No contexto do que já foi exibido da série, Negan também é apresentado como um tipo de organização. Em dado momento, alguns membros do grupo dos Salvadores são confrontados sobre a identidade de seu chefe. Quando questionados, eles atribuem a si mesmos esse título com “Nós somos Negan”, o que remete a um comportamento de cultuação. Só isso já seria suficiente para revelar o poder de controle e persuasão do personagem. Tudo que seus seguidores fazem demonstra ser em proveito dele e do que ele construiu. Que forma melhor de convencer alguém a morrer e matar por você do que torná-lo parte crucial daquilo que você criou? Em meio ao caos de uma realidade pós-apocalíptica, e a julgar também pelo nome atribuído àqueles que trabalham em seu benefício (Salvadores), é de se supor que a imagem de Negan seja abordada de forma religiosa, como alguém a ser seguido, temido e adorado.

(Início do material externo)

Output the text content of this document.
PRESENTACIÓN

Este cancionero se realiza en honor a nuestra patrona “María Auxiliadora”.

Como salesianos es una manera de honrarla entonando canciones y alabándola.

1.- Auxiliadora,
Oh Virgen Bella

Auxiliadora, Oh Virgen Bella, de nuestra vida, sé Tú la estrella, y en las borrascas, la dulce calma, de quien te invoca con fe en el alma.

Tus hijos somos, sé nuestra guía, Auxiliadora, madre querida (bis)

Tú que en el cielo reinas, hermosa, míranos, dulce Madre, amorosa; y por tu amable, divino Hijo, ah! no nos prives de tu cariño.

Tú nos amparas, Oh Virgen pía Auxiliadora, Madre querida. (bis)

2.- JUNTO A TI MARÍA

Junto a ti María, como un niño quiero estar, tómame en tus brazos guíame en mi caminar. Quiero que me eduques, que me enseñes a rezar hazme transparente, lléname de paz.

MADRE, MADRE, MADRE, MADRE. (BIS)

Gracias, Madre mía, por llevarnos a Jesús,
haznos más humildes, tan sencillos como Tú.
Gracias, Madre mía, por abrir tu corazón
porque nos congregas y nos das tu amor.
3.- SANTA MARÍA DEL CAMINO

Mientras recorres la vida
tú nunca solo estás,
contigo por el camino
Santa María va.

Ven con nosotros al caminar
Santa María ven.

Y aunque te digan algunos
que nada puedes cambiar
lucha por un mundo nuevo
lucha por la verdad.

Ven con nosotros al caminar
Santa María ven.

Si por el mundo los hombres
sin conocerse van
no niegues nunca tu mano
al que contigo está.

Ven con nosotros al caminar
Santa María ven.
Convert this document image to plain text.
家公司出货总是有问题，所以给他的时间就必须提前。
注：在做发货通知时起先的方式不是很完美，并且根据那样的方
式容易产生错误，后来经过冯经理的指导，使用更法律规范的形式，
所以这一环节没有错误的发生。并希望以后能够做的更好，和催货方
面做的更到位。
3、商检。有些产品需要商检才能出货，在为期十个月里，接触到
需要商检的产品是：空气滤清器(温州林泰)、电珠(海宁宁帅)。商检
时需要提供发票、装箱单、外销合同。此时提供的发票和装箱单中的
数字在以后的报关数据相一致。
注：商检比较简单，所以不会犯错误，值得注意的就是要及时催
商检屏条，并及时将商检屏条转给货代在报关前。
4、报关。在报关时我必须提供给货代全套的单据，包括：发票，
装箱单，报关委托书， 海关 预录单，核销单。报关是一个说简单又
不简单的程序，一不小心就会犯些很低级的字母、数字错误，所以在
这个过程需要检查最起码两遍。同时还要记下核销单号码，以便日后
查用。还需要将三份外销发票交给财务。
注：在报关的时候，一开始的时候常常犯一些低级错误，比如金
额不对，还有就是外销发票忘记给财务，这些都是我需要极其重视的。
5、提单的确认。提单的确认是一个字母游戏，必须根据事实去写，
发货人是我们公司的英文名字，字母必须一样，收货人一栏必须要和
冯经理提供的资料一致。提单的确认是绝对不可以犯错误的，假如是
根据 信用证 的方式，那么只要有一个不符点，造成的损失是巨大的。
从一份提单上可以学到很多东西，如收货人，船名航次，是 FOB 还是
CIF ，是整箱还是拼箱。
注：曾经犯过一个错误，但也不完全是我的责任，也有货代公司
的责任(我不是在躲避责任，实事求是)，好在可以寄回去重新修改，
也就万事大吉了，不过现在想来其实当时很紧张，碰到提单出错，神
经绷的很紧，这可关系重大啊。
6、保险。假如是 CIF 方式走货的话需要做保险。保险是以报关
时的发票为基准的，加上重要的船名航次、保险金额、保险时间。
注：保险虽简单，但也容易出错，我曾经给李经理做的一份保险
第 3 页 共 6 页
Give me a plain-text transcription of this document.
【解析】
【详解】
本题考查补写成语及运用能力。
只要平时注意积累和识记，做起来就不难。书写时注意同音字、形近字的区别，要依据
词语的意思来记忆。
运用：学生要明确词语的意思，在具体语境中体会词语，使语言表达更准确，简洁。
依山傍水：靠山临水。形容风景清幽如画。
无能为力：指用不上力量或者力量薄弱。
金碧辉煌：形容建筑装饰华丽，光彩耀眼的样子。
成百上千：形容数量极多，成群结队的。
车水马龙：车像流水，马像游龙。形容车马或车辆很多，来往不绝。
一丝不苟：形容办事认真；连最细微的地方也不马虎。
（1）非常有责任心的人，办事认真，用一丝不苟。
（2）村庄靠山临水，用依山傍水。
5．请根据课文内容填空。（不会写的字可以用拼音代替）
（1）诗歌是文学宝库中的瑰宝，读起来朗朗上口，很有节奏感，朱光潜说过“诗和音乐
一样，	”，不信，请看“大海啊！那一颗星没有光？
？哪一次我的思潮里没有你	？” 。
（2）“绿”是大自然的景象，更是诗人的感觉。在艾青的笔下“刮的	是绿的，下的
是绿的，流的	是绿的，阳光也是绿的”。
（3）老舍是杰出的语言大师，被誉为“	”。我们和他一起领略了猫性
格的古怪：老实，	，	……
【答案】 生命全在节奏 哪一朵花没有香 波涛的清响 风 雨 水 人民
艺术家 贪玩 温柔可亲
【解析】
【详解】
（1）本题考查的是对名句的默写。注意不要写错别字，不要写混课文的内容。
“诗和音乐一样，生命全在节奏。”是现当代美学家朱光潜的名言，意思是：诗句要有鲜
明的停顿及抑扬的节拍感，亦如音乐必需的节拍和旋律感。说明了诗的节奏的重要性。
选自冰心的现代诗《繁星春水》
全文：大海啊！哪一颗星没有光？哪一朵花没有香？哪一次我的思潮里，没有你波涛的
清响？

Apesar de toda a tensão que cerca esse novo núcleo de antagonistas, o que torna curioso o desenrolar da sétima temporada é justamente o carisma do bandido em questão. O Governador tinha seu charme, mas Negan parece ser bem mais competente que ele no que diz respeito à conquista e controle. Com um senso de humor peculiar e paixão por bombas, sua arma preferida é Lucille, um taco de baseball enrolado com arame farpado. Embora mate de cara um dos preferidos do público na HQ, o que causa um grande impacto no grupo, a incerteza de que esse acontecimento seja trazido para a série tem sido um dos causadores de maior ansiedade entre os fãs, principalmente pela possibilidade de que essa morte seja rearranjada para outro personagem. Sim, estamos falando sobre Daryl, que sequer existe na história original e pode se tornar o alvo, tendo em vista que é um dos pilares da turma do Rick e pela predileção popular por ele já ter causado incômodo nos roteiristas.

Com os quadrinhos ainda sendo escritos, e para somar mais de imprecisão ao caminho que a série irá tomar, na leitura Rick declara guerra a seus adversários, e conta com a ajuda de Jesus, da comunidade Hilltop e do ainda não apresentado Rei Ezekiel, de uma comunidade chamada O Reino, o que novamente sugere o caráter religioso que vem tomando forma no programa. No arco do comic book lançado mais recentemente, Negan ainda é um personagem ativo e muito presente na vida de Rick. Ele tem um laço único com Carl… Não sabemos se esse relacionamento será explorado nem a maneira como isso vai se dar, mas sabemos que Negan é um tirano que veio para mudar o rumo de toda a história. Para completar, a mensagem que Morgan prega que toda vida é preciosa, vai afetar o inconsciente de Rick como vem sendo mostrado que afetou o de Carol, e as perdas que essa ideologia irá trazer para o grupo, só esperando para saber…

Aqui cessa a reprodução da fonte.